SEIU Local 775 and other bill supporters argue that administration and payroll services are overly complicated and burdensome currently for caregivers and consumers. They argue that the bill would simplify the system while freeing up caseworkers to address client needs instead of the administrative aspects.
“That may or may not be the case,” Nelsen said. “But let’s assume that it is. Then the question is what can the state do that could cost less and be less disruptive to solve this problem. It seems like a reasonable suggestion to say, maybe the state should hire some additional folks. They don’t have to be professionally trained necessarily, they can be administrative staff.”
Nelsen contests that the bill supporters might just be hiding behind a legitimate problem to justify the changes. The issue is, he argues, there are other solutions that are less disruptive and costly – like hiring additional administrative staffers. That would also guarantee the caregivers maintain that same constitutional protections affirmed in Harris v. Quinn.
“That disruption and that cost might be worth it if there was a compelling reason to make these changes,” Nelsen said. “But that’s not the debate that the legislature is having. If you look at the way the bill is going to play out for the SEIU, I think it becomes clear that the motivation behind the bill is primarily to reward a major special interest group that is politically influential.”
The Seattle Times, which leans left, has also been warning against the bill. The editorial board wrote the lawmakers should not give into union demands considering how expensive and disruptive the idea would be to the system. The piece adds that it would create a new layer of bureaucracy, costing the state at least $11 million annually.
The union practice exists in other states like California, Oregon, Massachusetts, Minnesota, Vermont, and Connecticut. Critics argue the caregivers are often tricked or pressured into becoming dues-paying members. Minnesota unions were even accused of wide-spread fraud and potential collusion with the state when it successfully organized 27,000 care providers.
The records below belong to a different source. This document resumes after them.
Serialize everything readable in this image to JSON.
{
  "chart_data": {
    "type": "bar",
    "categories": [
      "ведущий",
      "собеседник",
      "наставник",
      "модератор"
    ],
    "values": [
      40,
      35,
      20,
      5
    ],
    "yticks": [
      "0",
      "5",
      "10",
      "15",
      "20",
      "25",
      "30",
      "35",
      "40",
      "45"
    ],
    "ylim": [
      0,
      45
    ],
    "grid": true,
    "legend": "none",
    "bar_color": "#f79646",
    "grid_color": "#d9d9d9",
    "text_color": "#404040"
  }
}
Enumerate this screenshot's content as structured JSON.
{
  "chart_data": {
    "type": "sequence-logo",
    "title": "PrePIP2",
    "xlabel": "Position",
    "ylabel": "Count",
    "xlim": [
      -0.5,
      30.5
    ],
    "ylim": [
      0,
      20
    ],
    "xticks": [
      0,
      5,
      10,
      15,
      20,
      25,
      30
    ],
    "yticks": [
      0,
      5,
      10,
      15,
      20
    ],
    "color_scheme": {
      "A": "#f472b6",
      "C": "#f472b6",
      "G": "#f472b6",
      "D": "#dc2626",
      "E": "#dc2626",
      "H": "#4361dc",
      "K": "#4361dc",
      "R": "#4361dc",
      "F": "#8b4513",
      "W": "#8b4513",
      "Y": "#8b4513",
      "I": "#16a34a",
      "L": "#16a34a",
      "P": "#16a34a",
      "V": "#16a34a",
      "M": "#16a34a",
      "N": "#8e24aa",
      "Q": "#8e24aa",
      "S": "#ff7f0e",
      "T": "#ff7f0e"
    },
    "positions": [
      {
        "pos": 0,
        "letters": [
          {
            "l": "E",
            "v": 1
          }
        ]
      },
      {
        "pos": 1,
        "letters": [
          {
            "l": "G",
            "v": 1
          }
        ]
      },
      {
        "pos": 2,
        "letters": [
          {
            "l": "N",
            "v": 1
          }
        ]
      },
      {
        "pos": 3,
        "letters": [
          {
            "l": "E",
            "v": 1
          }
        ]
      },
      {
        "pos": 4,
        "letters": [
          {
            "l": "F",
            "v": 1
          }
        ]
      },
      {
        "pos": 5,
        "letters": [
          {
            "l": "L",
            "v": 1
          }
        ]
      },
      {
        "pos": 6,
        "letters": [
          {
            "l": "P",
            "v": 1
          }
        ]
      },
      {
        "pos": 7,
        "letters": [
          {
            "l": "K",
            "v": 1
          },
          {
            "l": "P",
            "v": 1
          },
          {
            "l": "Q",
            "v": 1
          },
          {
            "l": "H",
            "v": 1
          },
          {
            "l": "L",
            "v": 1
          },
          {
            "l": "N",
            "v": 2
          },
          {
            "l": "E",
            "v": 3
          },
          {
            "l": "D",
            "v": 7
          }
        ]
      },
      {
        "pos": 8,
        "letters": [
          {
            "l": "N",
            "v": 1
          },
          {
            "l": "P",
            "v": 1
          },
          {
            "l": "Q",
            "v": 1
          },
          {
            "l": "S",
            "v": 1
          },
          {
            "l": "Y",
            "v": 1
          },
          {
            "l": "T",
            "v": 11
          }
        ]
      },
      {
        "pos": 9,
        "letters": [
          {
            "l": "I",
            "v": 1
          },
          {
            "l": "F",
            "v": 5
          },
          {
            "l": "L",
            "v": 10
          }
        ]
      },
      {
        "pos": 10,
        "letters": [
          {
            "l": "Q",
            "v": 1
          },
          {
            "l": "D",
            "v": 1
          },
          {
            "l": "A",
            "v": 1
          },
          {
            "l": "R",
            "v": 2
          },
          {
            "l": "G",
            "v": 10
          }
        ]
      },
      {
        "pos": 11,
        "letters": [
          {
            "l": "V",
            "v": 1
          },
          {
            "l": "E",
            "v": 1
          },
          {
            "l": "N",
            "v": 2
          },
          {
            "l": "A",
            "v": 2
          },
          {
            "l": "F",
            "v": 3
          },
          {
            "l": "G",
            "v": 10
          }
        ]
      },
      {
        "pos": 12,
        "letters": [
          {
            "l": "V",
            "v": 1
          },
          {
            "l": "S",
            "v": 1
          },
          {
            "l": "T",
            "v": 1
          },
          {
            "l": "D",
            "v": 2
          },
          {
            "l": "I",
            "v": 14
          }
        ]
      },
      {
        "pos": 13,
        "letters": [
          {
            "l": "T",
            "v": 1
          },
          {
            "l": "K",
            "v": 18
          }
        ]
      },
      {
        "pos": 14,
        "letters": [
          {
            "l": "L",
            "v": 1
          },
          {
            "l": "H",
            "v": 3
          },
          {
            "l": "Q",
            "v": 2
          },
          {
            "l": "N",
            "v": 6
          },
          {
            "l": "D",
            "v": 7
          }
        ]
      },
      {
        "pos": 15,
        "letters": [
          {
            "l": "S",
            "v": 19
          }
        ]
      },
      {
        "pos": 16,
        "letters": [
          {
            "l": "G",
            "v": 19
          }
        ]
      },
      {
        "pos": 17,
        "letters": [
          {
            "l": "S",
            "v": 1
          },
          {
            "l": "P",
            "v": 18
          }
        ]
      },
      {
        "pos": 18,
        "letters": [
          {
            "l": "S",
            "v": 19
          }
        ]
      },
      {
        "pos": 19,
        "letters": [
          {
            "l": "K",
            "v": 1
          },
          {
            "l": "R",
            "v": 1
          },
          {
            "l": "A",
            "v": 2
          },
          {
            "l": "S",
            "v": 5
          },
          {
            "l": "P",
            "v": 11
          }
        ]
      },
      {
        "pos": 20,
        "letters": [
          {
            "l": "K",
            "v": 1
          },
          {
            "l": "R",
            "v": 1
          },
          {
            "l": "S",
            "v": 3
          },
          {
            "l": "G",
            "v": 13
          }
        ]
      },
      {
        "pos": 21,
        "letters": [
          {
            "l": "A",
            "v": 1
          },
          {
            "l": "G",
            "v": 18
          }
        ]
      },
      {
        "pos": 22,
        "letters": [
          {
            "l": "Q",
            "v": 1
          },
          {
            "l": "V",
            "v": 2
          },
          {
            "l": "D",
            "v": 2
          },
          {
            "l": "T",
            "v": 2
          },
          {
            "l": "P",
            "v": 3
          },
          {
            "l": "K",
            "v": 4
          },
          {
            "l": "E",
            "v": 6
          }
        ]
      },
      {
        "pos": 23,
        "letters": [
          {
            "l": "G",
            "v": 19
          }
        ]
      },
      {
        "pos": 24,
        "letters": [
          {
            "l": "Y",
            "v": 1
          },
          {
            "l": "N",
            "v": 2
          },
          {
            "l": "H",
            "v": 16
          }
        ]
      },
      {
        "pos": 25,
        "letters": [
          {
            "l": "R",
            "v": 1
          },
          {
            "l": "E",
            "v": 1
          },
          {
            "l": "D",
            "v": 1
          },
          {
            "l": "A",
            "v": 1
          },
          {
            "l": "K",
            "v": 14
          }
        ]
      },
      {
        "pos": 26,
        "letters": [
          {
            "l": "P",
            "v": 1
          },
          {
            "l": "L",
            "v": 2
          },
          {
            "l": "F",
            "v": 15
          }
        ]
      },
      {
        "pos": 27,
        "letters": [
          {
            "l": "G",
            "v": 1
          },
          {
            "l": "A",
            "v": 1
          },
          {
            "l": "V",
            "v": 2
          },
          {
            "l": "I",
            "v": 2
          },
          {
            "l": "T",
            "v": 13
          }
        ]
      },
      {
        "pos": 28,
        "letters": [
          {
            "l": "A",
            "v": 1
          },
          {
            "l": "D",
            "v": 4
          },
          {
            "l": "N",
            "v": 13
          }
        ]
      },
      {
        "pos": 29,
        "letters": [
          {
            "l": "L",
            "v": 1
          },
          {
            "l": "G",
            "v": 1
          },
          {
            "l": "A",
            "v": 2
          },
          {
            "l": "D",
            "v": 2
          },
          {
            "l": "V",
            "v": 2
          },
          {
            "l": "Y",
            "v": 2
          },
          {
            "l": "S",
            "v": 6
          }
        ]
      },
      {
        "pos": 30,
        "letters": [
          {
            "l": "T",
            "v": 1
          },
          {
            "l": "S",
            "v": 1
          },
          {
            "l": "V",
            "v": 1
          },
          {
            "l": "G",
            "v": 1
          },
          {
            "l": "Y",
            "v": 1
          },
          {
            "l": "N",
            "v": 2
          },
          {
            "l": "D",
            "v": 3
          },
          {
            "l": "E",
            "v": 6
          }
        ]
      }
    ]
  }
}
The State Policy Network (SPN) has been closely following the union practice while working with caregivers who have been forced into the system. SPN has found in its research that unions take $200 million annually from Medicaid funds through personal caregivers.
Gov. Jay Inslee’s office told InsideSources that it is still waiting for the legislature to deliver the bill for consideration. When his office receives the bill it will have 20 days to review it and make a decision on whether to sign.